Um idoso de 80 anos foi readmitido no trabalho quase seis décadas após ser preso pela ditadura militar. Osmar Ferreira trabalhava no Banco do Estado da Bahia (Baneb), em Feira de Santana, e ficou 12 dias sob torturas dos militares. Ele se apresentou ao banco para readmissão nesta quarta-feira (26).
Em 8 de abril de 1964, o jovem Osmar tinha acabado de completar 21 anos. O que ele acreditava ser apenas mais uma quarta-feira de trabalho na agência se tornou um pesadelo: um sargento do Exército e dois sargentos da Polícia Militar entraram com metralhadoras no banco e levaram-no preso, sob a acusação de comunismo.
Ferreira começou a trabalhar no banco aos 17 anos. Durante o ensino médio, sempre foi envolvido com movimentos estudantis, chegando à liderança do Movimento Estudantil dos Secundaristas de Feira de Santana. Ele foi fundador, junto com um amigo, da Associação de Empregados dos Estabelecimentos Bancários, em 1961, que se tornaria mais tarde o Sindicato dos Bancários da cidade.
No dia 7 de abril, fez 21 anos. Nos 12 dias que se seguiram, Ferreira foi torturado e interrogado por informações que não tinha. Foi liberado condicionalmente no dia 20, com auxílio de advogados conhecidos. Foram duas semanas que ressoaram por toda a sombra da carreira que poderia ter tido, mas foi cortada precocemente. Ele foi demitido do banco e, com dificuldades de arranjar emprego na cidade, saiu de Feira de Santana e tornou-se caminhoneiro, como o pai.
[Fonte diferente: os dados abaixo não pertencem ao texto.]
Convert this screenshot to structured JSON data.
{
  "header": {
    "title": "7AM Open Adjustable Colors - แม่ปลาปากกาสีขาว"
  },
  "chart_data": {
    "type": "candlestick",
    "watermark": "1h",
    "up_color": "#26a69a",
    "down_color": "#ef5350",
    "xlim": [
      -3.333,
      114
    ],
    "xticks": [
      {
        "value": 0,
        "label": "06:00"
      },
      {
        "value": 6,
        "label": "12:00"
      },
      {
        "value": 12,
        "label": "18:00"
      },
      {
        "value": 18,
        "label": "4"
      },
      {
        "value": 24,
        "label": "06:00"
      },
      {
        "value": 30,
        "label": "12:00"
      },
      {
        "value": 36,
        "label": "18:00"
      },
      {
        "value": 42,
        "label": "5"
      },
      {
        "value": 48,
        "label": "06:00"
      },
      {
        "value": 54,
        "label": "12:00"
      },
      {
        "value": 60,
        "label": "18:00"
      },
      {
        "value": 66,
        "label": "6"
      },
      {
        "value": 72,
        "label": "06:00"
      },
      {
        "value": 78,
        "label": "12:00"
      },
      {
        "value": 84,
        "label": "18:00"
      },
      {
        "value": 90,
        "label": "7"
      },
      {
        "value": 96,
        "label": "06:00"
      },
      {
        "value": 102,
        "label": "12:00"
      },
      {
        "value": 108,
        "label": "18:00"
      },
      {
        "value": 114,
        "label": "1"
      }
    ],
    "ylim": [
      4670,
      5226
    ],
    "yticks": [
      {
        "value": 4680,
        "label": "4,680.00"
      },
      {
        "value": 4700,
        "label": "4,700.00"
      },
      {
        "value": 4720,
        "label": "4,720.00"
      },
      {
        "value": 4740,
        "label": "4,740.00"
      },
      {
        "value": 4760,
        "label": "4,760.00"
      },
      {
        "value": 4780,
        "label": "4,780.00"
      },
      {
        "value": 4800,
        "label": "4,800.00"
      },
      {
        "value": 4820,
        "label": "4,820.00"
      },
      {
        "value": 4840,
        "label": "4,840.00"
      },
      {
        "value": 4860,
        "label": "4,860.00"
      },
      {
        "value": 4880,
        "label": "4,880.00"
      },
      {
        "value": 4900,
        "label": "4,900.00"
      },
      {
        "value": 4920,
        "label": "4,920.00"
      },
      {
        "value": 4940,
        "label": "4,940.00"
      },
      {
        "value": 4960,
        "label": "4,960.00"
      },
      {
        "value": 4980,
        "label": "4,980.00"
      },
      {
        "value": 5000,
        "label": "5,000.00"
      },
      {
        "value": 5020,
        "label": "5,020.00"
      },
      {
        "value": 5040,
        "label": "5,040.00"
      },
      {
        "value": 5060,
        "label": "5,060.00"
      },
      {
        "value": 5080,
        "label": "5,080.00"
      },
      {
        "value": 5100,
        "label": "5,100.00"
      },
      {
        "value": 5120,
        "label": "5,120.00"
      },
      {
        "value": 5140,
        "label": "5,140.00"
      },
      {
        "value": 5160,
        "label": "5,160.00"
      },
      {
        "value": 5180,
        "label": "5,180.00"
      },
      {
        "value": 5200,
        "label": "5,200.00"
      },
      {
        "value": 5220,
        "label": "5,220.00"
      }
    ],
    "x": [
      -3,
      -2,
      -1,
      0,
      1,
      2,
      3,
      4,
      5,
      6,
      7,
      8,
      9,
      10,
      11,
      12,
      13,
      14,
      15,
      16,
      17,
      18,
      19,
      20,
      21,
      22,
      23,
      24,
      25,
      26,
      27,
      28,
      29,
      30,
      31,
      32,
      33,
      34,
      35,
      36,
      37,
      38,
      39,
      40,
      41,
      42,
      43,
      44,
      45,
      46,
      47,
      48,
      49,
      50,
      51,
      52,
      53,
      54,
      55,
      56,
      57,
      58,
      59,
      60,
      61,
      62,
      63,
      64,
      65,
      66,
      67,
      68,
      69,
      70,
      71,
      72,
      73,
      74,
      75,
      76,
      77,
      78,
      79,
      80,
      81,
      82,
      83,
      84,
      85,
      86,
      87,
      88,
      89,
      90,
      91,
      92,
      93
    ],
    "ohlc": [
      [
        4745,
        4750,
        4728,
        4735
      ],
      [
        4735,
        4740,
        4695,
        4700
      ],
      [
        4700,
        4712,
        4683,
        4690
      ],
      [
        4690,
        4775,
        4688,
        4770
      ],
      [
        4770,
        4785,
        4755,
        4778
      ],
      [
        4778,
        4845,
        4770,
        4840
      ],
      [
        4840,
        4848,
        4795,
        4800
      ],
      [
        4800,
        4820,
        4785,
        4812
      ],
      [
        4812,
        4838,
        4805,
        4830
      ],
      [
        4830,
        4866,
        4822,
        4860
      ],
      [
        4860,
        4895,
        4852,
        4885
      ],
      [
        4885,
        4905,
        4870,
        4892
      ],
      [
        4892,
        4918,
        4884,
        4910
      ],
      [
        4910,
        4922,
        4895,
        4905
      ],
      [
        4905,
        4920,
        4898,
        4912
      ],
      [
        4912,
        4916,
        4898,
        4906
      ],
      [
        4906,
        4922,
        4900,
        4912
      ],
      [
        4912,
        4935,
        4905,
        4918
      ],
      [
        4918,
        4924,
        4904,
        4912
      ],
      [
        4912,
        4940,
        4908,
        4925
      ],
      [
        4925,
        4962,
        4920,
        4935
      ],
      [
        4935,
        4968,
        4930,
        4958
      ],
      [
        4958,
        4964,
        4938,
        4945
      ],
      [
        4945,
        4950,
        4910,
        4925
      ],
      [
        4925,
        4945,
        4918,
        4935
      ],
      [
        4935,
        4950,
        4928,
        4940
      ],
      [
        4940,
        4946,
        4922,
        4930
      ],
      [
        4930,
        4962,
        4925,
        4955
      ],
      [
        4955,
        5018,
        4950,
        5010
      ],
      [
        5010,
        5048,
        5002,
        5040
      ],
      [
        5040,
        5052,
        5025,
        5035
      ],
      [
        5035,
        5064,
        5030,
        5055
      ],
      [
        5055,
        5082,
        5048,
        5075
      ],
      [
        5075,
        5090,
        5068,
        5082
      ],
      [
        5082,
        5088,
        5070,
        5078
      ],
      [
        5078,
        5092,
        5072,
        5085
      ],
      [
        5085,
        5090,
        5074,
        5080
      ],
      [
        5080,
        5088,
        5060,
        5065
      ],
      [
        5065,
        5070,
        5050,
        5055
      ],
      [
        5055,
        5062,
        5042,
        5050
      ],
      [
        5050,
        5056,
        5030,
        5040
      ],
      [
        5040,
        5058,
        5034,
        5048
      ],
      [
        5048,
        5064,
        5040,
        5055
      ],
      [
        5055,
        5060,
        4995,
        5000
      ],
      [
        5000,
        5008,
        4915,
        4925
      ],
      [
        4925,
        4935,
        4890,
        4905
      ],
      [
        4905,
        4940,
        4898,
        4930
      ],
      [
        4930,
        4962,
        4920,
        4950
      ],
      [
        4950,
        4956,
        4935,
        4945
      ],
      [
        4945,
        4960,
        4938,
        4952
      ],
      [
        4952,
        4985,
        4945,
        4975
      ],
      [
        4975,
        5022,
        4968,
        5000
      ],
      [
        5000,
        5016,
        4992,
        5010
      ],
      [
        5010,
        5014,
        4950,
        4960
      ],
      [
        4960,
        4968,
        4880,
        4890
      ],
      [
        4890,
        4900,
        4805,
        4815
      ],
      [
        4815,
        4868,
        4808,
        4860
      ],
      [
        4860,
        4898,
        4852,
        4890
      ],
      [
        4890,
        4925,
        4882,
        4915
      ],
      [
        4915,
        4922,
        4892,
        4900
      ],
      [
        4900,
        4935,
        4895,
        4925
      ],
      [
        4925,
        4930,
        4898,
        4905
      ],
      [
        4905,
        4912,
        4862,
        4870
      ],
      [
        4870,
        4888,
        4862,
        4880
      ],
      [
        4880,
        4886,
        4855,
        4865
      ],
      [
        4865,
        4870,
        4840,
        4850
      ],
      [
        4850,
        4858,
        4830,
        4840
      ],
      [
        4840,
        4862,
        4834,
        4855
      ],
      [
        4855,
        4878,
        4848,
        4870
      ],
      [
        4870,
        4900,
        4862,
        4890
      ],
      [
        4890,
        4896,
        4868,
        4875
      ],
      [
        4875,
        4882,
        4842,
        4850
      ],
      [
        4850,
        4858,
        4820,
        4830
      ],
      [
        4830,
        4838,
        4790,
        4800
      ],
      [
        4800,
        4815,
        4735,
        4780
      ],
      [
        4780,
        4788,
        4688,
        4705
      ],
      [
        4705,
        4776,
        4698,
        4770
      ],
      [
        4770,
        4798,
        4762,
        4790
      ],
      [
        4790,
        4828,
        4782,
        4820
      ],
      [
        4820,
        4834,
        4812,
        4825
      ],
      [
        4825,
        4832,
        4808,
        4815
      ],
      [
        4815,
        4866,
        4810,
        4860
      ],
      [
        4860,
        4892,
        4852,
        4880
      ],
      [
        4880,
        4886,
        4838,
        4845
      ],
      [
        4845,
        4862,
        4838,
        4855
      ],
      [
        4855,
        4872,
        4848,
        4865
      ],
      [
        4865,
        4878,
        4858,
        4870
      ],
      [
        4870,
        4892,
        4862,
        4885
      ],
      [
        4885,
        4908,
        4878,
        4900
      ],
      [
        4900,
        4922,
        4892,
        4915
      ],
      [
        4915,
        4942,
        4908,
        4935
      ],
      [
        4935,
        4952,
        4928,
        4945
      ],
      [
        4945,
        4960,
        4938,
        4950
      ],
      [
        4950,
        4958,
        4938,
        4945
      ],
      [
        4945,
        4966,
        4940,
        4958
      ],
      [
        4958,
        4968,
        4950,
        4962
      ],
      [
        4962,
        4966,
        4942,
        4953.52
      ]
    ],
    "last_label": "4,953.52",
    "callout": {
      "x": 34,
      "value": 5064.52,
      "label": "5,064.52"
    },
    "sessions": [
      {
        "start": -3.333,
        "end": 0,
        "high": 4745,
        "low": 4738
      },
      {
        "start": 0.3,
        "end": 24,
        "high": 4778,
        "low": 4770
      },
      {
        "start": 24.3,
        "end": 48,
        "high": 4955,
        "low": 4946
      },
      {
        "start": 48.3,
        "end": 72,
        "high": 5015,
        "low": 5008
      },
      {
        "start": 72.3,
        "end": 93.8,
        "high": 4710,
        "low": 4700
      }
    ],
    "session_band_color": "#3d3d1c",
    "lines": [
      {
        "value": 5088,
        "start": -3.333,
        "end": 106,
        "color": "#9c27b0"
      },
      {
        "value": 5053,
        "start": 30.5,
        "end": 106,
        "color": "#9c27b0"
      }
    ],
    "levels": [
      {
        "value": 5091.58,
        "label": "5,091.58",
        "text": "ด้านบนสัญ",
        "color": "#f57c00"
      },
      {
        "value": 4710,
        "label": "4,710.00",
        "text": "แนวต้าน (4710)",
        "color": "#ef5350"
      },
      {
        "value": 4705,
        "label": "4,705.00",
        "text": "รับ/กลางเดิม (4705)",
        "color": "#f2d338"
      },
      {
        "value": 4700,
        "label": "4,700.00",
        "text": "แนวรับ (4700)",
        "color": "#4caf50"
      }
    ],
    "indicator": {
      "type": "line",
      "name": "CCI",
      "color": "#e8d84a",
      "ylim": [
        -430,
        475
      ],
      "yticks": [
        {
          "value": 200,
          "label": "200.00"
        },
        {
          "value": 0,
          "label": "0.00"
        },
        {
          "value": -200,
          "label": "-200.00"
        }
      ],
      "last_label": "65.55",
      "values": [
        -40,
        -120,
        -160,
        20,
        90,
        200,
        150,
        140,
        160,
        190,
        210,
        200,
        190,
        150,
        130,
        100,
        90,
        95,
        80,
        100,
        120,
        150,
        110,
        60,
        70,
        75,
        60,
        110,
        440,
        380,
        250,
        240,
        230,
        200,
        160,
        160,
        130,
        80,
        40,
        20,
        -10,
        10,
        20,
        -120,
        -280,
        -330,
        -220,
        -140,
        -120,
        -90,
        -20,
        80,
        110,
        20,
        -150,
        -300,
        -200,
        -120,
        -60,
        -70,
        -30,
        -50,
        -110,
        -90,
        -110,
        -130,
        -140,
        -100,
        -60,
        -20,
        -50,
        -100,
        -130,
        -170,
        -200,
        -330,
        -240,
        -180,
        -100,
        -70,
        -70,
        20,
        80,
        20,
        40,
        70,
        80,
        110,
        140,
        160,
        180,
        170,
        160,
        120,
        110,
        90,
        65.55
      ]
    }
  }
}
Depois, fez faculdade de Direito e começou a atuar como advogado.
O Banco da Bahia, antes público, foi comprado pelo Bradesco em 1999. Com o conhecimento adquirido na graduação, Ferreira fez um requerimento ao banco em 2003, que só foi julgado em dezembro de 2010. Abriu uma ação trabalhista, para que o banco pague os direitos trabalhistas desde o momento da demissão até hoje.
A juíza responsável pelo caso homologou o pedido e mandou penhorar o valor devido a ele pelo banco. Entretanto, a instituição entrou com uma medida judicial, alegando que ele não tinha direito a nenhum pagamento, apenas à readmissão.
E assim está sendo: por pedido da juíza, na quarta-feira (26) Osmar Ferreira se apresentou ao Bradesco para iniciar o processo de readmissão. Antes de voltar a trabalhar efetivamente, o idoso precisará passar pelos exames admissionais. Até agora, segundo o idoso, não há movimentação do banco para pagar os seus direitos trabalhistas. Entretanto, ainda assim, Ferreira mostra-se satisfeito só por voltar. "É aquela história: dinheiro não é tudo na vida. A honra e a dignidade são o mais importante para o ser humano, e eu me sinto honrado em ter sido readmitido", diz.
Procurado pelo CORREIO, o Banco Bradesco disse que não vai comentar o caso.
Busca por justiça
De acordo com Ferreira, a Comissão de Anistia foi essencial para a obtenção de justiça no seu processo de reclamação trabalhista. O órgão, criado em 2003 para analisar o requerimento de anistias para prisões e violências sofridas durante a ditadura militar, busca a restauração da justiça e da memória das violações cometidas nessa época.
O bancário é anistiado político desde 2010. Ele só voltou a se envolver com o sindicato após a anistia, quando se refiliou. Segundo Ferreira, ele não podia fazer isso antes da anistia por risco de ser preso novamente.